Published On: Wed, Jan 18th, 2017

It is imperative to motivate banks to lend to realty sector: Rajesh Krishnan, Founder, Brick Eagle

rajesh_krishnanAshvita Singh

Affordable housing is a difficult dream. While government continues to provide consumer centric sops, developers are still seen hesitant to hold the baton for PM’s ‘Housing for All’ vision. In an industry where profit is the ultimate goal, Rajesh Krishnan, Founder and CEO, Brick Eagle Group talks about how, in retrospect, developing homes for Economically Weaker Group (EWG) and Lower Income Group (LIG) is in the sector’s best interest.

Could you tell us about the Housing market in India and the need for Affordable Housing?

Government estimates housing need of 60 million units to achieve Housing for All by 2022. Rising prices of land and real estate have left the economically weaker sections with not much choice but to live in appalling conditions. Given this scenario, it is crucial that the wide gap between the urban infrastructure and Affordable Housing are dealt with.

 Do you see any uptick in ‘Affordable Housing Sector’? How viable is the PM’s dream of ‘Housing for All’ by 2022 in light of current events undertaken to regulate both economy and real estate?

Housing for all is indeed a viable dream. Although, fulfilling it by 2022 looks tough. Probably can be achieved by 2030. But in order to achieve this goal, we have to address the supply side constraints. My recommendations would be setting up of single window clearance for all approvals within 60 days along with infrastructure connectivity to distant suburbs around cities.

There is also a pressing need for making of 300,000 acres of land available for Affordable Housing project. Establishing a National Housing Fund with $10 billion to catalyse Affordable Housing projects would be another step in right direction.

The moot point of any investment is the profit. Why would any developer invest in the affordable housing sector? What do you think are the biggest takeaways?

Affordable Housing makes 15% gross margins. This is great if you look at it in the context of a manufacturing business with large scale.

How so?

The understanding of affordable housing differs from person to person. Looking purely from the profit standpoint, views may be contrasting.

When you look at the housing necessity in the affordable housing segment — particularly coming from 15-30 lac segment, 15% margin would seem small if big-shot developers involved there are used to, broadly speaking, 30% margin. At outset, this doesn’t seem profitable — more so if the making of houses is done on a limited scale given how the requirement in this range is fewer as compared to those coming for EWG and LIG groups, i.e. 5-10 lac segment.

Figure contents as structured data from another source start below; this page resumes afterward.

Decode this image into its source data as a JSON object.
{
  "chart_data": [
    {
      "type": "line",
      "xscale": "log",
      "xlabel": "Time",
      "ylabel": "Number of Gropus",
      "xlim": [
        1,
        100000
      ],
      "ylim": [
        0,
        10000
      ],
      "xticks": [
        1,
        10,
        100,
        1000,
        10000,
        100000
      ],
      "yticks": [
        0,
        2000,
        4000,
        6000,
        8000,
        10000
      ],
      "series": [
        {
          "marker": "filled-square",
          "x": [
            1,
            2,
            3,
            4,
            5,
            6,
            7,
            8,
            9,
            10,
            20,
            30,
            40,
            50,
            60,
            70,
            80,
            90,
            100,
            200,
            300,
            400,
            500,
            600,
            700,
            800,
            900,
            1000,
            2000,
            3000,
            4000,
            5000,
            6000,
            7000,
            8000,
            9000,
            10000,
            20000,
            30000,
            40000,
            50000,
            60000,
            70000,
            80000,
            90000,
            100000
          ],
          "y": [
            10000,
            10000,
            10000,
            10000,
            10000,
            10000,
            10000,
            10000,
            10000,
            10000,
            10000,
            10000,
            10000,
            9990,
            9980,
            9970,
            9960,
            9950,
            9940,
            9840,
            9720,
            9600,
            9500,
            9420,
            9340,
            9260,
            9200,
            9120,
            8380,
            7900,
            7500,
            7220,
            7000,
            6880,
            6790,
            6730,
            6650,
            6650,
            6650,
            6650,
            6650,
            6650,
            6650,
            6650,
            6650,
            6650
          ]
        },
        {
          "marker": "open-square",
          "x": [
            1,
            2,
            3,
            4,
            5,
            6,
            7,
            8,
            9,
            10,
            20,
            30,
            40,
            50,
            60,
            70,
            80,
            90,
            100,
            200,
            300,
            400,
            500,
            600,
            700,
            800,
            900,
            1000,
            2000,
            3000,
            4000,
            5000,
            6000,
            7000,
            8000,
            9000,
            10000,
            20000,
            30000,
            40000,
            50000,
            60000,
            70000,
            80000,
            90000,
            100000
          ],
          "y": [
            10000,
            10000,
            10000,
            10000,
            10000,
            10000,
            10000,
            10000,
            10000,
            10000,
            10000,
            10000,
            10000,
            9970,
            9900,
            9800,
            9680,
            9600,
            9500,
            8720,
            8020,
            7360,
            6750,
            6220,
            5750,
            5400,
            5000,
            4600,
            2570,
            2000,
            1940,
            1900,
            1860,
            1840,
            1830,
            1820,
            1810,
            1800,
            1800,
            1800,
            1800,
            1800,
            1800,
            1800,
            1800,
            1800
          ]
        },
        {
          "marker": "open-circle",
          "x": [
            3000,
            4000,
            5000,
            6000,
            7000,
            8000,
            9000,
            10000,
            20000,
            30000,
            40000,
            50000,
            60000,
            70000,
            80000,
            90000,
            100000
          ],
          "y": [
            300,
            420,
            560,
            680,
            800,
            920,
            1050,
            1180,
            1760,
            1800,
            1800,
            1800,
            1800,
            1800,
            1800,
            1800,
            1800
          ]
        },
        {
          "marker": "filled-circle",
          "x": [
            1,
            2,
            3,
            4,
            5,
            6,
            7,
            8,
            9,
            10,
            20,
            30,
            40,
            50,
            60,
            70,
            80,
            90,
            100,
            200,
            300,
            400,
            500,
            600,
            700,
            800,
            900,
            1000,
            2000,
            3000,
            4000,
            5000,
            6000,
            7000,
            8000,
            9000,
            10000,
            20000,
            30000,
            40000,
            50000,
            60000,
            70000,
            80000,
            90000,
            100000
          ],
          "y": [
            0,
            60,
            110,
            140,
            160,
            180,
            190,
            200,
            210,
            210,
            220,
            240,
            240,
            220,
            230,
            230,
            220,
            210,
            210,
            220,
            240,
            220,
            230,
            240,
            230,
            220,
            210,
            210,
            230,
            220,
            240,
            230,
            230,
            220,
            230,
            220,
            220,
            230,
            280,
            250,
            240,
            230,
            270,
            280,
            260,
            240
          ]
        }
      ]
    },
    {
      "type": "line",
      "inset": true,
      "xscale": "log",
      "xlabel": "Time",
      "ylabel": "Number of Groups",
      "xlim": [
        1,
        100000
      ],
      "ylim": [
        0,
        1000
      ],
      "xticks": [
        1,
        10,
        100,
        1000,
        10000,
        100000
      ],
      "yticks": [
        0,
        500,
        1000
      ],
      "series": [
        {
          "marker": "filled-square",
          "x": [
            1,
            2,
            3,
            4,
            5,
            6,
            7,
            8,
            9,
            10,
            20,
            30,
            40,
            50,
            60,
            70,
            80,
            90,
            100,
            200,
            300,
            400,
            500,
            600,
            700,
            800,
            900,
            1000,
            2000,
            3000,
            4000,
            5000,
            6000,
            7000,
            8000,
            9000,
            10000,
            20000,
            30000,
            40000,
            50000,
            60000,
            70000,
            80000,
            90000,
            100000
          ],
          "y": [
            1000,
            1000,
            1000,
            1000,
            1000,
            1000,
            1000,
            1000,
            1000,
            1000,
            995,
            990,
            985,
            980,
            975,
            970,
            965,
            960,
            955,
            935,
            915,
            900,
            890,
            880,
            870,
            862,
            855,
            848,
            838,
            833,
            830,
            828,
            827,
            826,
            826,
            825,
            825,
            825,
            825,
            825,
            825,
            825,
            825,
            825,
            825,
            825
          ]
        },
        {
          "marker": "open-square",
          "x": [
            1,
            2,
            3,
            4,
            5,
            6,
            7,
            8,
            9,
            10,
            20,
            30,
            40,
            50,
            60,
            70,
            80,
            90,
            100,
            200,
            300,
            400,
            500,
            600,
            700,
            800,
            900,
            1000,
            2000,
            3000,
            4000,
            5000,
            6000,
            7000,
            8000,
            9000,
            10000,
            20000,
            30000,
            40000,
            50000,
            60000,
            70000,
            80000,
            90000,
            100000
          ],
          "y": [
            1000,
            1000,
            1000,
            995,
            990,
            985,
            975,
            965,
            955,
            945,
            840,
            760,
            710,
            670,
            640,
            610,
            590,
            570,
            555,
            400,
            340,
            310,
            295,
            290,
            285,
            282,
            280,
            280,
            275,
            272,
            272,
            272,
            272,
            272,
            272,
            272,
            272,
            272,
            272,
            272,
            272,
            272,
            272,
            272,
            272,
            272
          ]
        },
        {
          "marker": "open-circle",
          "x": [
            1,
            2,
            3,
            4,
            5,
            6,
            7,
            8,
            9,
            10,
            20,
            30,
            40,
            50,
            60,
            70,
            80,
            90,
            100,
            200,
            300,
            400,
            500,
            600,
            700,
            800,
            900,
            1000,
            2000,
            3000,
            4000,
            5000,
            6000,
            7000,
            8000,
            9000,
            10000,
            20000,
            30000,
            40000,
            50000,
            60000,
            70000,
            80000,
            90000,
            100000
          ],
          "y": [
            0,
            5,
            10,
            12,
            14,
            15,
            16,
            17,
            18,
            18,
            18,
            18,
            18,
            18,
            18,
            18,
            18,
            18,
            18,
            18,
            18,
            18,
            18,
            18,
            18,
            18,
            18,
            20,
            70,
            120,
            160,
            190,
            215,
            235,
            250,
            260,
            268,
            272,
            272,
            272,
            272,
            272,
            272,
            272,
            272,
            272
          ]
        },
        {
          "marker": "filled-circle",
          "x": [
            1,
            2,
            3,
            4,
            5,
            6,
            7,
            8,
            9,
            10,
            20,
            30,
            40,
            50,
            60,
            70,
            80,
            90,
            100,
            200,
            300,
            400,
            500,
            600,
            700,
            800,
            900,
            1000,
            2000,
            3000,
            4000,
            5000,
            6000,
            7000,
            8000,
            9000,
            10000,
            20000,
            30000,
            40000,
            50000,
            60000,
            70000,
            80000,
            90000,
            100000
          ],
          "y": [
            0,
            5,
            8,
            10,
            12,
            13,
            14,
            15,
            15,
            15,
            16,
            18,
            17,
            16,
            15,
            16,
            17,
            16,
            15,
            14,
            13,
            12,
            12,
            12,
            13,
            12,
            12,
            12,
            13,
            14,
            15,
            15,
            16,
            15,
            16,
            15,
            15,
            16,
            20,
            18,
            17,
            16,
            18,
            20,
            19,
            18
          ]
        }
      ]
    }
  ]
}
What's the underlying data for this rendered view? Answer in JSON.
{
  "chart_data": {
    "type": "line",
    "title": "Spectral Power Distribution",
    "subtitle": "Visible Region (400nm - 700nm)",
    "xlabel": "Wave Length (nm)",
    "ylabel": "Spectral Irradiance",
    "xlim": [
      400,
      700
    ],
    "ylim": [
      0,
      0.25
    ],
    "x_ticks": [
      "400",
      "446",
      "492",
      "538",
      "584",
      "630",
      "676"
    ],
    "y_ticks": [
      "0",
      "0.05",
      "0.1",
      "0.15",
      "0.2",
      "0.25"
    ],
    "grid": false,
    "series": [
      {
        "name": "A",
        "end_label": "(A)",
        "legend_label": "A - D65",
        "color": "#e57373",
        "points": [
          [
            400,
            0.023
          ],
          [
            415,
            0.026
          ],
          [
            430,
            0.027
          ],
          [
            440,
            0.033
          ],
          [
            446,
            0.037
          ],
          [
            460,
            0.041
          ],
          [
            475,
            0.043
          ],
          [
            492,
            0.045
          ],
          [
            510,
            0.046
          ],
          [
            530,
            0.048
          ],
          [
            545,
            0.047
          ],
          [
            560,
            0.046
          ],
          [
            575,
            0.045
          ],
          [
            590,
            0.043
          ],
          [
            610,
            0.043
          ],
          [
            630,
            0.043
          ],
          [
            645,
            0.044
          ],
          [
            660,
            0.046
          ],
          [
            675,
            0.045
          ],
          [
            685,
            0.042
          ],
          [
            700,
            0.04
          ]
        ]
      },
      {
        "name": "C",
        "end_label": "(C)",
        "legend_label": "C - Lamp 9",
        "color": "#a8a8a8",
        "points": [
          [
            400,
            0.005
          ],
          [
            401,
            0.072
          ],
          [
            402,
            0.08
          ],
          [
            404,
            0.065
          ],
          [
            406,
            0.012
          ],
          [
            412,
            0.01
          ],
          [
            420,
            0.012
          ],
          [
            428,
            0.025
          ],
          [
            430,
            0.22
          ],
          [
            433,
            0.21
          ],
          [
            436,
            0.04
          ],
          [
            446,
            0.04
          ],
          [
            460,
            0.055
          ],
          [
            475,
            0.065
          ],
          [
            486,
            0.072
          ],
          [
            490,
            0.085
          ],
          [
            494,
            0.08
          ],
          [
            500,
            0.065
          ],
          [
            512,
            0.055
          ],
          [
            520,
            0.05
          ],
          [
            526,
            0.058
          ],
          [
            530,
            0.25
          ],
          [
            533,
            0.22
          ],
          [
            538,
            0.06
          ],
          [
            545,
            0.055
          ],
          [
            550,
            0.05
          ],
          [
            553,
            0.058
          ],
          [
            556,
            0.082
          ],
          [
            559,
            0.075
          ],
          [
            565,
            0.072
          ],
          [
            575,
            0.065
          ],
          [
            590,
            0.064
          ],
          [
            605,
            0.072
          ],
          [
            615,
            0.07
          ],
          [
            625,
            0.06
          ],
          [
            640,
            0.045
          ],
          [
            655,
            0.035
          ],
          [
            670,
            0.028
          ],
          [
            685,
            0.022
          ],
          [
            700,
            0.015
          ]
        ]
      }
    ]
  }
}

What I am trying to say is, when it comes to affordable housing, adopting a manufacturing business model is the key. Take for instance, manufacturing of normal computers. Upon each sale, their profit margin is a measly 2%, but the scale at which they manufacture their product is huge and hence, extremely profitable.

While most of the sops provided are consumer centric, what can the Govt do to increase the engagement of developers in affordable housing segment?

Affordable Housing is in the nation’s best interest and hence should be viewed in the same light as Infrastructure. Small local developers supply most of the affordable homes in the private sector. These developers are often ignored by the banking system. As a result, they resort to borrowing from private lenders often at higher interest rates, which make affordable housing economically unviable. Therefore, in order to achieve ‘Housing for All’, it is imperative to motivate banks to lend to this sector. This can be achieved if RBI qualifies Project Loans to Affordable Housing sector as Priority Sector Lending (PSL).

How is Brick Eagle trying to achieve the coveted dream of Affordable Housing? What is your strategy? Where is the fund coming from?

At Brick Eagle we have built a disruptive model to deliver Affordable Housing across the country. The model hinges on partnering with Local Developers and incubating Entrepreneurs to plug gaps in the affordable housing value chain.

Besides providing Equity to developers, we also offer them a ‘Venture Tool Kit’ on corporate governance, financial discipline and Industry best practices. We also get them access to Debt capital and help them scale up thereby helping them produce a few thousand homes every year.

As for funds, we raise capital. Our goal is to raise $100 million annually. We intend to invest this capital in land parcels which can be used for developing affordable housing projects.